Jakarta, katakabar.com - Iklim laut sedang ekstrim tak menghalangi tekad Kapal Pengawas Perikanan Kementerian Kelautan dan Perikanan (KKP) untuk terus menjaga kedaulatan pengelolaan sumber daya kelautan dan perikanan.

Kali ini, Ditjen PSDKP-KKP mengamankan 2 kapal ikan asing ilegal berbendera Malaysia, yang mencuri ikan dan 1 kapal Indonesia yang mengoperasikan alat tangkap trawl di Wilayah Pengelolaan Perikanan Negara Republik Indonesia (WPP-NRI) 571 Selat Malaka.

Salah satu proses penangkapan kapal ikan asing ilegal bahkan diwarnai dengan aksi kejar-kejaran dengan aparat.

“Sebagaimana arahan Pak Menteri, kami terus tegas dan menjadi garda terdepan menjaga sumber daya kelautan dan perikanan. Tidak ada kata kendor untuk memberantas pelaku illegal fishing," tegas Plt. Direktur Jenderal Pengawasan Sumber Daya Kelautan dan Perikanan, Antam Novambar.

Kata Antam, 2 kapal berbendera Malaysia ditangkap saat giat operasi di Selat Malaka. Pertama, KM JHF 4631 B yang mengoperasikan alat tangkap bubu berhasil dilumpuhkan oleh Kapal Pengawas Perikanan HIU 03 yang dinakhodai Ardiansyah Pamuji pada Kamis (21/1) lalu, pada posisi koordinat 01?55,198' LU - 102?09,962' BT. Kedua, KM. SLFA 4107 yang mengoperasikan alat tangkap trawl ditangkap oleh Kapal Pengawas Perikanan HIU 01 yang dinakhodai Albert Essing pada posisi 02?59,184' LU - 100?50,609'BT, pada Minggu (24/1).

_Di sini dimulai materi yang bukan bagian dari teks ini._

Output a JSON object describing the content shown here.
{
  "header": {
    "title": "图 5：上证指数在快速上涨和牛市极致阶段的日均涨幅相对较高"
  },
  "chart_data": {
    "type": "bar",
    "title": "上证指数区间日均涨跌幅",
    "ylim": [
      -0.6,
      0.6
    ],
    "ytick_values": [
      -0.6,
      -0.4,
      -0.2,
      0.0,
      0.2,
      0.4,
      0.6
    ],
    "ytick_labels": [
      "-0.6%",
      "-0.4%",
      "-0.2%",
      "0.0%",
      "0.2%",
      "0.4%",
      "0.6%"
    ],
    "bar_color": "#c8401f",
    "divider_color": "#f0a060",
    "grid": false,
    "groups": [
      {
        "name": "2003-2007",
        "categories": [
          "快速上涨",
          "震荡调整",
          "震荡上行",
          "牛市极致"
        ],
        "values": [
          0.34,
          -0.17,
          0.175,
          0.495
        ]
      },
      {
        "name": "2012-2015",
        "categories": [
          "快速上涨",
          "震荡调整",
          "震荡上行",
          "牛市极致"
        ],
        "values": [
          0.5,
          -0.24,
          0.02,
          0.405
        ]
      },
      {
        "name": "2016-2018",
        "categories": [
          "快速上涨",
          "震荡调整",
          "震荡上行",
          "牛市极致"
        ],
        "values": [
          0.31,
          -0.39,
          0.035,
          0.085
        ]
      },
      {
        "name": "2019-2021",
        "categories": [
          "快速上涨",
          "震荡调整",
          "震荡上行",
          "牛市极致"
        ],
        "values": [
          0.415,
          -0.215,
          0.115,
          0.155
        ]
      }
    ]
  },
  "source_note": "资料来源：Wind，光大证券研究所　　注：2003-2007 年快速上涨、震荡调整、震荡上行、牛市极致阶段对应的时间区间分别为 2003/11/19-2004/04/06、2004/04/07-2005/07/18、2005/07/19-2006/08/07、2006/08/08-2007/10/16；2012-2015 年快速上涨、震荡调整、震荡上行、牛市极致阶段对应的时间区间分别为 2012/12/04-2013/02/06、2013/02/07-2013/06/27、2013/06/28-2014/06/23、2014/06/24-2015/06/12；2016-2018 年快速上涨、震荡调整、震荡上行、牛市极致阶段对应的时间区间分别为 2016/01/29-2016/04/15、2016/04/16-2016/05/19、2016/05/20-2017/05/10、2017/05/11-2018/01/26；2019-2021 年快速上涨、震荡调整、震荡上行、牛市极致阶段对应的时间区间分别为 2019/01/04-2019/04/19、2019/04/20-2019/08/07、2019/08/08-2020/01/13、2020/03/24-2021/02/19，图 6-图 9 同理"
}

"Penangkapan ini bukti kami tidak lengah apapun kondisinya. Mereka tidak mudah untuk ditangkap, bahkan kami harus kejar”, cerita Antam.

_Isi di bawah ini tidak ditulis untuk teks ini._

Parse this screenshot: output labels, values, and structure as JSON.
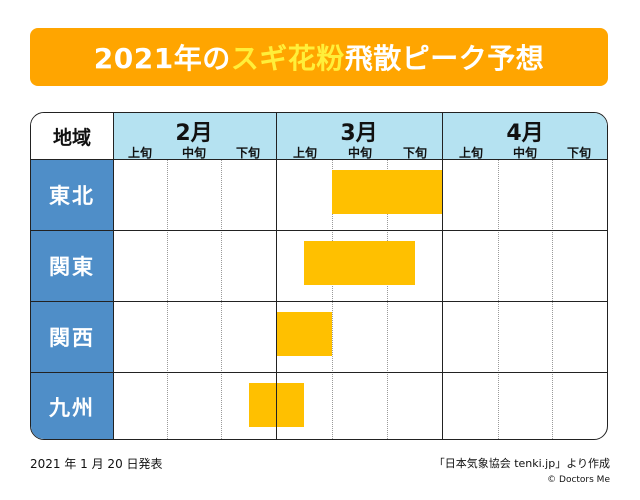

Bersama dua kapal tersebut lanjut Antam, ada 7 orang awak kapal masing-masing 3 orang Warga Negara Malaysia dan 4 orang Warga Negara Myanmar. Kedua kapal tersebut di ad hoc di dua lokasi yaitu Pangkalan PSDKP Batam dan Stasiun PSDKP Belawan.

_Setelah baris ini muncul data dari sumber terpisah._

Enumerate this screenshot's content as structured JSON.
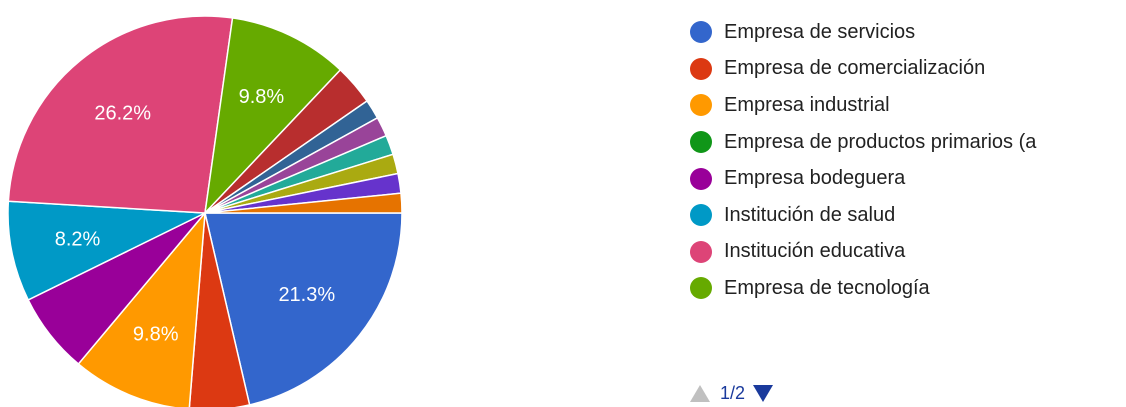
{
  "chart_data": {
    "type": "pie",
    "slices": [
      {
        "name": "Empresa de servicios",
        "value": 21.3,
        "color": "#3366cc",
        "label": "21.3%"
      },
      {
        "name": "Empresa de comercialización",
        "value": 4.9,
        "color": "#dc3912",
        "label": ""
      },
      {
        "name": "Empresa industrial",
        "value": 9.8,
        "color": "#ff9900",
        "label": "9.8%"
      },
      {
        "name": "Empresa de productos primarios (a",
        "value": 0,
        "color": "#109618",
        "label": ""
      },
      {
        "name": "Empresa bodeguera",
        "value": 6.6,
        "color": "#990099",
        "label": ""
      },
      {
        "name": "Institución de salud",
        "value": 8.2,
        "color": "#0099c6",
        "label": "8.2%"
      },
      {
        "name": "Institución educativa",
        "value": 26.2,
        "color": "#dd4477",
        "label": "26.2%"
      },
      {
        "name": "Empresa de tecnología",
        "value": 9.8,
        "color": "#66aa00",
        "label": "9.8%"
      },
      {
        "name": "",
        "value": 3.3,
        "color": "#b82e2e",
        "label": ""
      },
      {
        "name": "",
        "value": 1.6,
        "color": "#316395",
        "label": ""
      },
      {
        "name": "",
        "value": 1.6,
        "color": "#994499",
        "label": ""
      },
      {
        "name": "",
        "value": 1.6,
        "color": "#22aa99",
        "label": ""
      },
      {
        "name": "",
        "value": 1.6,
        "color": "#aaaa11",
        "label": ""
      },
      {
        "name": "",
        "value": 1.6,
        "color": "#6633cc",
        "label": ""
      },
      {
        "name": "",
        "value": 1.6,
        "color": "#e67300",
        "label": ""
      }
    ],
    "legend": {
      "position": "right",
      "items": [
        {
          "label": "Empresa de servicios",
          "color": "#3366cc"
        },
        {
          "label": "Empresa de comercialización",
          "color": "#dc3912"
        },
        {
          "label": "Empresa industrial",
          "color": "#ff9900"
        },
        {
          "label": "Empresa de productos primarios (a",
          "color": "#109618"
        },
        {
          "label": "Empresa bodeguera",
          "color": "#990099"
        },
        {
          "label": "Institución de salud",
          "color": "#0099c6"
        },
        {
          "label": "Institución educativa",
          "color": "#dd4477"
        },
        {
          "label": "Empresa de tecnología",
          "color": "#66aa00"
        }
      ]
    },
    "pager": {
      "text": "1/2"
    }
  }
}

Selain kedua kapal ikan asing ilegal tersebut, Antam mengkonfirmasi penangkapan kapal berbendera Indonesia KM. BAROENA oleh Kapal Pengawas Perikanan HIU 12 yang dinakhodai oleh Novry Sangian pada Sabtu (23/1). Kapal tersebut diketahui mengoperasikan alat tangkap trawl tanpa dilengkapi dengan dokumen perikanan yang dipersyaratkan.

Saat ini, Nakhoda dan awak kapal perikanan tersebut sedang menjalani proses pemeriksaan lebih lanjut di Pangkalan PSDKP Lampulo.

“Semua kapal tersebut kami proses hukum sesuai ketentuan yang berlaku," jelasnya.

Direktur Pemantauan dan Operasi Armada, Pung Nugroho Saksono menimpali, jajarannya diminta tetap waspada meski saat ini kondisi cuaca di laut sedang kurang bagus.

Berdasarkan pengalaman sebelumnya, kondisi seperti ini justru sering dimanfaatkan para pencuri ikan. Itu sebabnya, dia telah menginstruksikan jajarannya untuk melakukan operasi dengan tetap memperhatikan aspek keselamatan kapal dan awak kapal.

“Penangkapan ini menjadi salah satu bukti pelaku illegal fishing berusaha memanfaatkan celah mengira tidak ada patroli di tengah kondisi laut seperti ini”

Penangkapan para pelaku illegal fishing tersebut menggambarkan komitmen dan keseriusan pemberantasan illegal fishing yang menjadi salah satu prioritas Menteri Kelautan dan Perikanan saat ini, Sakti Wahyu Trenggono.

Sekedar siketahui, sebelumnya Trenggono mengajak seluruh pemangku kepentingan di bidang maritim untuk bersinergi dalam menjaga sumber daya laut dari praktik-praktik illegal fishing yang masih terjadi di laut Indonesia.